Although the Department of Homeland Security (DHS) gets a lot of things right, one action (or lack thereof) that has left many scratching their heads is the Department’s stance on making customer service compliment and complaint data publicly available. In an era where the public and private sectors alike are using data analytics to better understand and manage resources, it is frustrating to know that access to this data could potentially unlock doors to better efficiency. Yet, for one reason or another, DHS has kept this data away from the public eye. This is a missed opportunity, as public access to analyze and learn from this data would improve our national economy, especially the travel and tourism industries.
White House statements provide the basis for my assertion:
“On May 9, 2013, President Obama signed an executive order that made open and machine-readable data the new default for government information. Making information about government operations more readily available and useful is also core to the promise of a more efficient and transparent government.”

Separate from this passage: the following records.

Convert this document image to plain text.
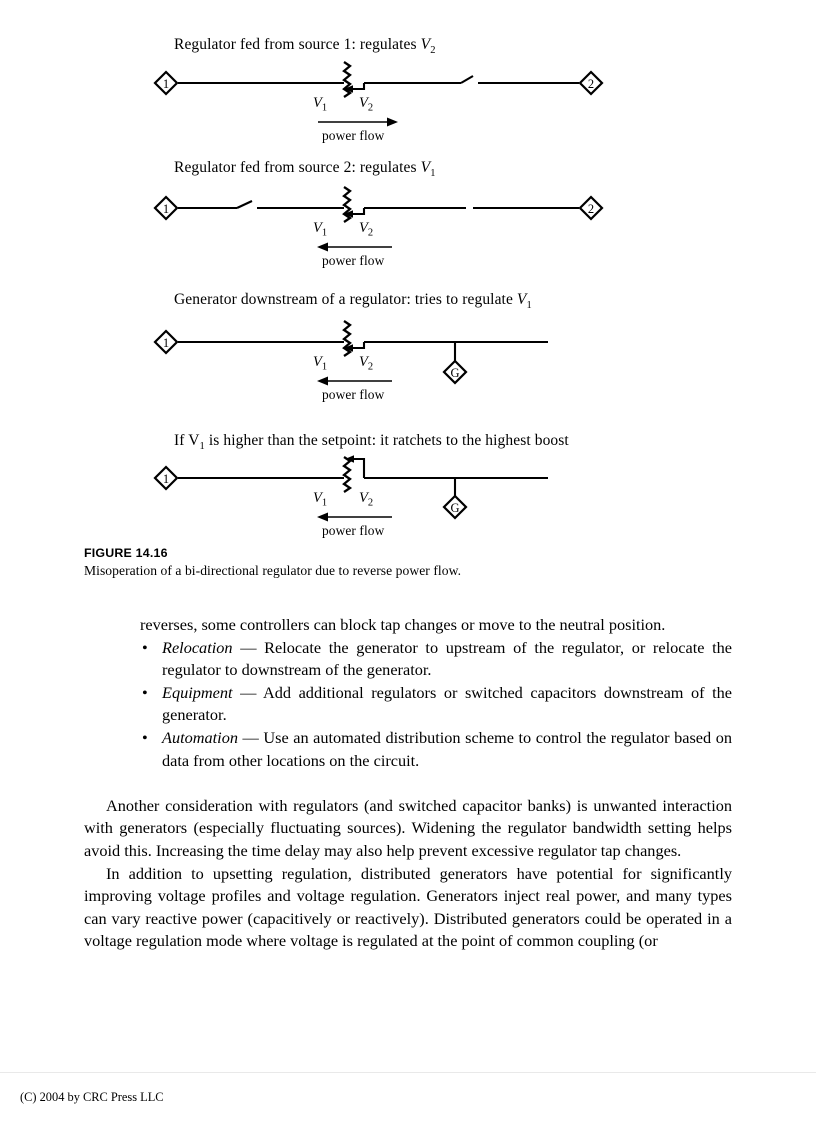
Regulator fed from source 1: regulates $V_2$
1	2
$V_1$ $V_2$
power flow
Regulator fed from source 2: regulates $V_1$
1	2
$V_1$ $V_2$
power flow
Generator downstream of a regulator: tries to regulate $V_1$
G
1
$V_1$ $V_2$
power flow
If $V_1$ is higher than the setpoint: it ratchets to the highest boost
G
1
$V_1$ $V_2$
power flow
FIGURE 14.16
Misoperation of a bi-directional regulator due to reverse power flow.
reverses, some controllers can block tap changes or move to the neutral position.
• Relocation — Relocate the generator to upstream of the regulator, or relocate the regulator to downstream of the generator.
• Equipment — Add additional regulators or switched capacitors downstream of the generator.
• Automation — Use an automated distribution scheme to control the regulator based on data from other locations on the circuit.
Another consideration with regulators (and switched capacitor banks) is unwanted interaction with generators (especially fluctuating sources). Widening the regulator bandwidth setting helps avoid this. Increasing the time delay may also help prevent excessive regulator tap changes.
In addition to upsetting regulation, distributed generators have potential for significantly improving voltage profiles and voltage regulation. Generators inject real power, and many types can vary reactive power (capacitively or reactively). Distributed generators could be operated in a voltage regulation mode where voltage is regulated at the point of common coupling (or
(C) 2004 by CRC Press LLC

It appears that the White House is advocating the availability of this sort of information. The White House also issued a policy memorandum to executive departments and agencies and states: “Transparency promotes accountability and provides information for citizens about what their Government is doing.”
These two statements suggest that all Departments, including DHS, will develop a consistent policy on the availability of customer service data to the American public. Yet, it is obvious that DHS has not done so. The Transportation Security Administration (TSA) has one policy and Customs and Border Protection (CBP) has another. TSA releases customer service complaint data to the American public through monthly Department of Transportation (DOT) publications called Air Travel Consumer Reports. The availability and use of this data has been valuable to the travel and tourism industry. While CBP collects similar data for our ports of entry, however, it has not made this data public.
Many arguments can be made for CBP’s inaction, but I find them to be unfounded. First, if CBP argued that this data is not being provided to the public for national security reasons, then I would ask why TSA already reports their customer service complaints data. If TSA is doing it, then there is no reason why CBP should not be able to do it.
Second, if CBP argues that they received too few complaints, then I would find this to be baseless from a statistics perspective. Their universe of complaints and compliments is not a sample drawn from larger population; it is the total number of complaints and compliments that they received. Supposedly, every person who crossed our borders at our ports of entry had just as much an opportunity to complain to or compliment CBP as the next person.
DHS needs to create a policy for reporting customer service data and making it available to the public. The ability to study the data and create goals for improvement would be two useful outcomes, and it would finally align the Department’s actions with the vision laid out by the Obama Administration, in terms of transparency.